GUERRERO : L’armée mexicaine impliquée dans l’affaire Ayotzinapa
En mars, le Groupe interdisciplinaire d’experts indépendants (GIEI) de la Commission Interaméricaine des Droits de l’Homme (CIDH) a présenté son troisième rapport avec les conclusions des enquêtes qu’il a menées sur la disparition des 43 étudiants d’Ayotzinapa en septembre 2014. Les preuves recueillies révèlent que tant l’armée que la marine ont été impliquées dans la disparition et dans la manipulation d’informations pendant 7 ans. Elles indiquent que les étudiants d’Ayotzinapa faisaient l’objet d’une enquête depuis des années ; qu’il y avait des militaires infiltrés à l’intérieur de l’école ; que 4 jours avant la disparition, le commandement de la 35e zone militaire a ordonné à tous les bataillons de Guerrero de suivre les étudiants ; que le jour de la disparition, tant la police que l’armée ont exercé une surveillance détaillée des étudiants, y compris l’interception des communications en temps réel ; que ces informations n’ont pas été partagées avec les autorités chargées de l’enquête ; entre autres. Le GIEI a présenté une vidéo inédite enregistrée par un drone du Ministère de la Marine, dans laquelle on voit des éléments de ladite institution entrer dans la décharge de Cocula (lieu clé de l’enquête en 2014) et manipuler la scène.

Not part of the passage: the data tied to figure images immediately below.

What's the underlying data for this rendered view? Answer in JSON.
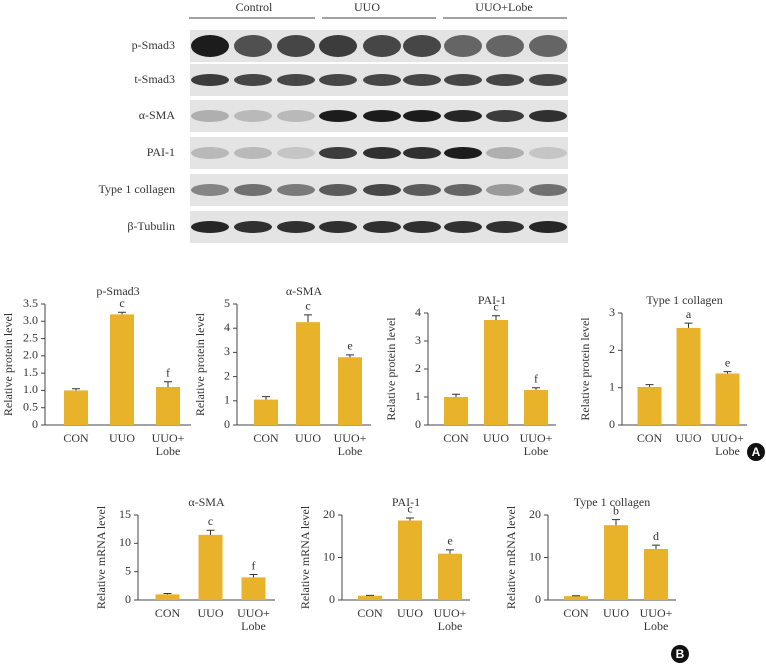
{
  "blot": {
    "groups": [
      "Control",
      "UUO",
      "UUO+Lobe"
    ],
    "rows": [
      "p-Smad3",
      "t-Smad3",
      "α-SMA",
      "PAI-1",
      "Type 1 collagen",
      "β-Tubulin"
    ]
  },
  "panels": [
    "A",
    "B"
  ],
  "chart_data": [
    {
      "type": "bar",
      "title": "p-Smad3",
      "y_label": "Relative protein level",
      "categories": [
        "CON",
        "UUO",
        "UUO+\nLobe"
      ],
      "values": [
        1.0,
        3.2,
        1.1
      ],
      "errors": [
        0.05,
        0.06,
        0.15
      ],
      "annotations": [
        null,
        "c",
        "f"
      ],
      "color": "#e9b22b",
      "ylim": [
        0,
        3.5
      ],
      "yticks": [
        0,
        0.5,
        {
          "value": 1,
          "label": "1.0"
        },
        1.5,
        {
          "value": 2,
          "label": "2.0"
        },
        2.5,
        {
          "value": 3,
          "label": "3.0"
        },
        3.5
      ]
    },
    {
      "type": "bar",
      "title": "α-SMA",
      "y_label": "Relative protein level",
      "categories": [
        "CON",
        "UUO",
        "UUO+\nLobe"
      ],
      "values": [
        1.05,
        4.25,
        2.8
      ],
      "errors": [
        0.12,
        0.3,
        0.1
      ],
      "annotations": [
        null,
        "c",
        "e"
      ],
      "color": "#e9b22b",
      "ylim": [
        0,
        5
      ],
      "yticks": [
        0,
        1,
        2,
        3,
        4,
        5
      ]
    },
    {
      "type": "bar",
      "title": "PAI-1",
      "y_label": "Relative protein level",
      "categories": [
        "CON",
        "UUO",
        "UUO+\nLobe"
      ],
      "values": [
        1.0,
        3.75,
        1.25
      ],
      "errors": [
        0.1,
        0.15,
        0.08
      ],
      "annotations": [
        null,
        "c",
        "f"
      ],
      "color": "#e9b22b",
      "ylim": [
        0,
        4
      ],
      "yticks": [
        0,
        1,
        2,
        3,
        4
      ]
    },
    {
      "type": "bar",
      "title": "Type 1 collagen",
      "y_label": "Relative protein level",
      "categories": [
        "CON",
        "UUO",
        "UUO+\nLobe"
      ],
      "values": [
        1.02,
        2.6,
        1.38
      ],
      "errors": [
        0.06,
        0.13,
        0.05
      ],
      "annotations": [
        null,
        "a",
        "e"
      ],
      "color": "#e9b22b",
      "ylim": [
        0,
        3
      ],
      "yticks": [
        0,
        1,
        2,
        3
      ]
    },
    {
      "type": "bar",
      "title": "α-SMA",
      "y_label": "Relative mRNA level",
      "categories": [
        "CON",
        "UUO",
        "UUO+\nLobe"
      ],
      "values": [
        1.0,
        11.5,
        4.0
      ],
      "errors": [
        0.15,
        0.8,
        0.5
      ],
      "annotations": [
        null,
        "c",
        "f"
      ],
      "color": "#e9b22b",
      "ylim": [
        0,
        15
      ],
      "yticks": [
        0,
        5,
        10,
        15
      ]
    },
    {
      "type": "bar",
      "title": "PAI-1",
      "y_label": "Relative mRNA level",
      "categories": [
        "CON",
        "UUO",
        "UUO+\nLobe"
      ],
      "values": [
        1.0,
        18.7,
        10.9
      ],
      "errors": [
        0.1,
        0.6,
        0.9
      ],
      "annotations": [
        null,
        "c",
        "e"
      ],
      "color": "#e9b22b",
      "ylim": [
        0,
        20
      ],
      "yticks": [
        0,
        10,
        20
      ]
    },
    {
      "type": "bar",
      "title": "Type 1 collagen",
      "y_label": "Relative mRNA level",
      "categories": [
        "CON",
        "UUO",
        "UUO+\nLobe"
      ],
      "values": [
        0.9,
        17.6,
        12.0
      ],
      "errors": [
        0.1,
        1.3,
        0.9
      ],
      "annotations": [
        null,
        "b",
        "d"
      ],
      "color": "#e9b22b",
      "ylim": [
        0,
        20
      ],
      "yticks": [
        0,
        10,
        20
      ]
    }
  ]
}
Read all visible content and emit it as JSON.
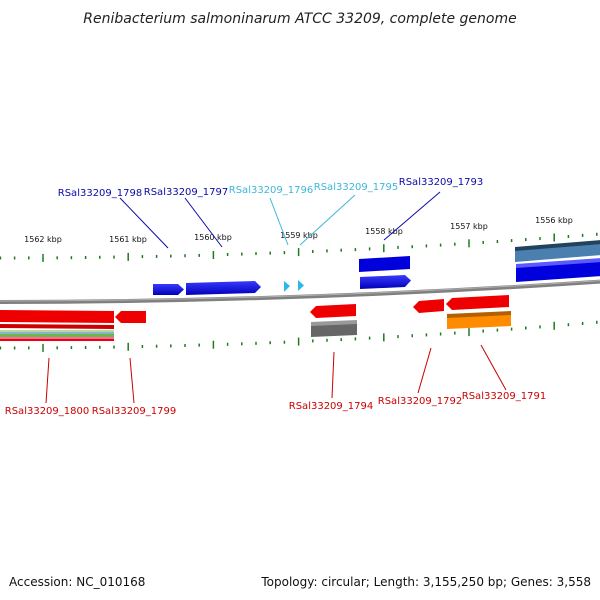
{
  "title": "Renibacterium salmoninarum ATCC 33209, complete genome",
  "footer": {
    "accession": "Accession: NC_010168",
    "stats": "Topology: circular; Length: 3,155,250 bp; Genes: 3,558"
  },
  "colors": {
    "backbone": "#7f7f7f",
    "tick": "#1f7a1f",
    "label_blue": "#0a0aa8",
    "label_cyan": "#3fb6d8",
    "label_red": "#cc0000"
  },
  "scale": {
    "unit": "kbp",
    "major_ticks": [
      {
        "kbp": 1562,
        "label": "1562 kbp"
      },
      {
        "kbp": 1561,
        "label": "1561 kbp"
      },
      {
        "kbp": 1560,
        "label": "1560 kbp"
      },
      {
        "kbp": 1559,
        "label": "1559 kbp"
      },
      {
        "kbp": 1558,
        "label": "1558 kbp"
      },
      {
        "kbp": 1557,
        "label": "1557 kbp"
      },
      {
        "kbp": 1556,
        "label": "1556 kbp"
      }
    ]
  },
  "genes": [
    {
      "id": "RSal33209_1798",
      "strand": "forward",
      "color": "#0000dd",
      "label_color": "#0a0aa8"
    },
    {
      "id": "RSal33209_1797",
      "strand": "forward",
      "color": "#0000dd",
      "label_color": "#0a0aa8"
    },
    {
      "id": "RSal33209_1796",
      "strand": "forward",
      "color": "#29b8e8",
      "label_color": "#3fb6d8"
    },
    {
      "id": "RSal33209_1795",
      "strand": "forward",
      "color": "#29b8e8",
      "label_color": "#3fb6d8"
    },
    {
      "id": "RSal33209_1793",
      "strand": "forward",
      "color": "#0000dd",
      "label_color": "#0a0aa8"
    },
    {
      "id": "RSal33209_1800",
      "strand": "reverse",
      "color": "#ee0000",
      "label_color": "#cc0000"
    },
    {
      "id": "RSal33209_1799",
      "strand": "reverse",
      "color": "#ee0000",
      "label_color": "#cc0000"
    },
    {
      "id": "RSal33209_1794",
      "strand": "reverse",
      "color": "#ee0000",
      "label_color": "#cc0000"
    },
    {
      "id": "RSal33209_1792",
      "strand": "reverse",
      "color": "#ee0000",
      "label_color": "#cc0000"
    },
    {
      "id": "RSal33209_1791",
      "strand": "reverse",
      "color": "#ee0000",
      "label_color": "#cc0000"
    }
  ],
  "features": [
    {
      "name": "outer-blue-bar",
      "color": "#0000dd"
    },
    {
      "name": "steelblue-bar",
      "color": "#4a7fb0"
    },
    {
      "name": "gray-bar",
      "color": "#666666"
    },
    {
      "name": "orange-bar",
      "color": "#ff8c00"
    },
    {
      "name": "multicolor-band",
      "colors": [
        "#b8d8a0",
        "#8fb0d0",
        "#66bb44",
        "#ff66aa",
        "#ee0000"
      ]
    }
  ]
}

En mai, des proches des 43 ont affirmé que « les autorités chargées de l’enquête n’ont guère pu forcer l’armée mexicaine à fournir les informations liées à l’affaire, au contraire, les accords de l’exécutif fédéral avec cette institution nous permettent de conclure que le gouvernement n’est pas disposé à tendre les relations, et encore moins à permettre qu’elles soient poursuivies, ceci bien que le président a publiquement réaffirmé son engagement à clarifier les faits et à punir les coupables ».
Compte tenu de la résistance à résoudre un cas aussi emblématique que celui d’Ayotzinapa, il y a peu d’espoir pour des cas plus récents. En mai, un acte politique a eu lieu à Acapulco pour exiger la présentation en vie du défenseur du territoire, Vicente Suastegui Muñoz, porté disparu depuis août 2021. Il est membre du Conseil des Ejidos et des Communautés Opposées au barrage de La Parota (CECOP) raison pour laquelle « …nous soutenons que la disparition de Vicente est pour des raisons politiques, pour sa participation à la défense de la terre. Le CECOP est un mouvement qui a été réprimé, plusieurs sont morts, ont été privés de liberté et ont dû vivre dans l’angoisse », a déclaré le Centre des droits humains de la montagne Tlachinollan.
De même, en mai, la Coordination Régionale des Autorités Communautaires-Police Communautaire (CRAC-PC) a exigé « une enquête rapide, exhaustive et impartiale sur l’assassinat du défenseur des droits du peuple afro-mexicain, Luis Ortiz Donato, survenu jeudi dernier, le 28 avril » dans la municipalité de Marquelia. Ils ont également souligné que « son meurtre est un message désastreux de la part de groupes puissants et du crime organisé, qui se sentent protégés par un système judiciaire étatique qui n’enquête pas sur les crimes contre les défenseurs ».